Mr Chris Freund, Managing Partner, Mekong Capital
“Vietnam’s private enterprises are characterized by (i) being a good reflection of consumer preferences in local markets, leading to a loyal and expanding customer base. They respond to real needs among their clients and serve a useful social function while making money for shareholders; (ii) making use of efficient production technologies and a well-trained workforce; and (iii) maintaining good corporate governance with the appointment of high-quality Boards of Directors and Management.”
Mr Andy Ho, Managing Director & Head of Investment, VinaCapital
For example, the trend of overseas investment has gradually increased in Vietnam, with the participation of more and more outstanding private enterprises. The Hoang Anh Gia Lai Group has been in the process of developing a major building project for a complex in Myanmar’s capital Yangon, which will include a five-star hotel, a shopping mall, office blocks and residential apartments. Besides Myanmar, the group’s foreign investment in Laos, Cambodia and Thailand amounts to more than $1 billion. Another major investor is the C.T Group, which was one of the first Vietnamese enterprises to enter Myanmar. Last year the group began construction of a $150 million residential-commercial complex for lease and invested nearly $24 million in two factories in the country that make wheat flour and instant noodles.

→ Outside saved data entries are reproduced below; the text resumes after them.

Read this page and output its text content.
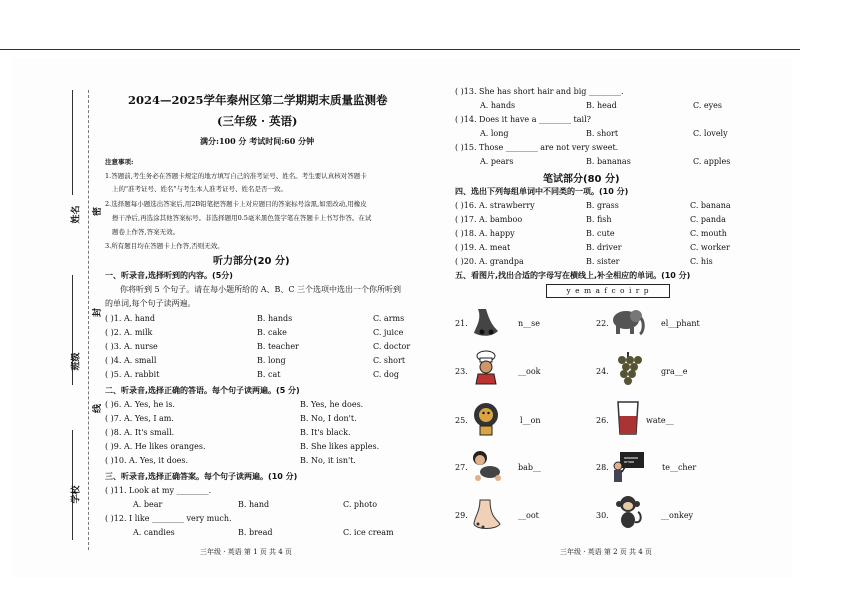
姓名
班级
学校
密
封
线
2024—2025学年秦州区第二学期期末质量监测卷
(三年级 · 英语)
满分:100 分 考试时间:60 分钟
注意事项:
1.答题前,考生务必在答题卡规定的地方填写自己的准考证号、姓名。考生要认真核对答题卡
上的"准考证号、姓名"与考生本人准考证号、姓名是否一致。
2.选择题每小题选出答案后,用2B铅笔把答题卡上对应题目的答案标号涂黑,如需改动,用橡皮
擦干净后,再选涂其他答案标号。非选择题用0.5毫米黑色签字笔在答题卡上书写作答。在试
题卷上作答,答案无效。
3.所有题目均在答题卡上作答,否则无效。
听力部分(20 分)
一、听录音,选择听到的内容。(5分)
你将听到 5 个句子。请在每小题所给的 A、B、C 三个选项中选出一个你所听到
的单词,每个句子读两遍。
( )1. A. hand	B. hands	C. arms
( )2. A. milk	B. cake	C. juice
( )3. A. nurse	B. teacher	C. doctor
( )4. A. small	B. long	C. short
( )5. A. rabbit	B. cat	C. dog
二、听录音,选择正确的答语。每个句子读两遍。(5 分)
( )6. A. Yes, he is.	B. Yes, he does.
( )7. A. Yes, I am.	B. No, I don't.
( )8. A. It's small.	B. It's black.
( )9. A. He likes oranges.	B. She likes apples.
( )10. A. Yes, it does.	B. No, it isn't.
三、听录音,选择正确答案。每个句子读两遍。(10 分)
( )11. Look at my ________.
A. bear	B. hand	C. photo
( )12. I like ________ very much.
A. candies	B. bread	C. ice cream
三年级 · 英语 第 1 页 共 4 页
( )13. She has short hair and big ________.
A. hands	B. head	C. eyes
( )14. Does it have a ________ tail?
A. long	B. short	C. lovely
( )15. Those ________ are not very sweet.
A. pears	B. bananas	C. apples
笔试部分(80 分)
四、选出下列每组单词中不同类的一项。(10 分)
( )16. A. strawberry	B. grass	C. banana
( )17. A. bamboo	B. fish	C. panda
( )18. A. happy	B. cute	C. mouth
( )19. A. meat	B. driver	C. worker
( )20. A. grandpa	B. sister	C. his
五、看图片,找出合适的字母写在横线上,补全相应的单词。(10 分)
y e m a f c o i r p
21.	n__se
23.	__ook
25.	l__on
27.	bab__
29.	__oot
22.	el__phant
24.	gra__e
26.	wate__
28.	te__cher
30.	__onkey
三年级 · 英语 第 2 页 共 4 页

However, when private enterprises consider expanding abroad, the prospect of having to contend with two types of formidable competitors often gives them pause. One type is global enterprises, which have large resources and strong brands. The other type is the local players in foreign markets, which have a strong understanding of consumer needs and enjoy close relationships with suppliers, distributors, retailers, and sometimes government bodies. “I would say the strength of Vietnamese private enterprises is that they value the importance of relationships and are willing to take risks,” said Mr. Freund. “But this is not enough to make them internationally competitive.”
Global expansion is not necessarily the best way to grow for Vietnamese private enterprises but moving abroad can protect them against the risk of any decline in local markets and, more importantly for some owners, significantly improve their overall growth potential. Basically, their approach should focus on finding an opportunity that lies in a market space between what global giants find attractive and what local firms find feasible.
The most important thing Mr. Freund sees for Vietnamese private enterprises “going to the big sea” is to start by finding mentors in other countries who have already built similar businesses and get them involved as coaches or mentors and maybe even as shareholders or directors. “Vietnamese enterprises would benefit greatly from getting overseas experts involved as consultants, and especially by getting value-added independent directors on their Board of Directors,” he said, adding that enterprises like MobileWorld and FPT are in the process of doing just that. “I also think that Vietnamese enterprises should be more proactive about hiring foreign managers who can introduce best practices,” he said.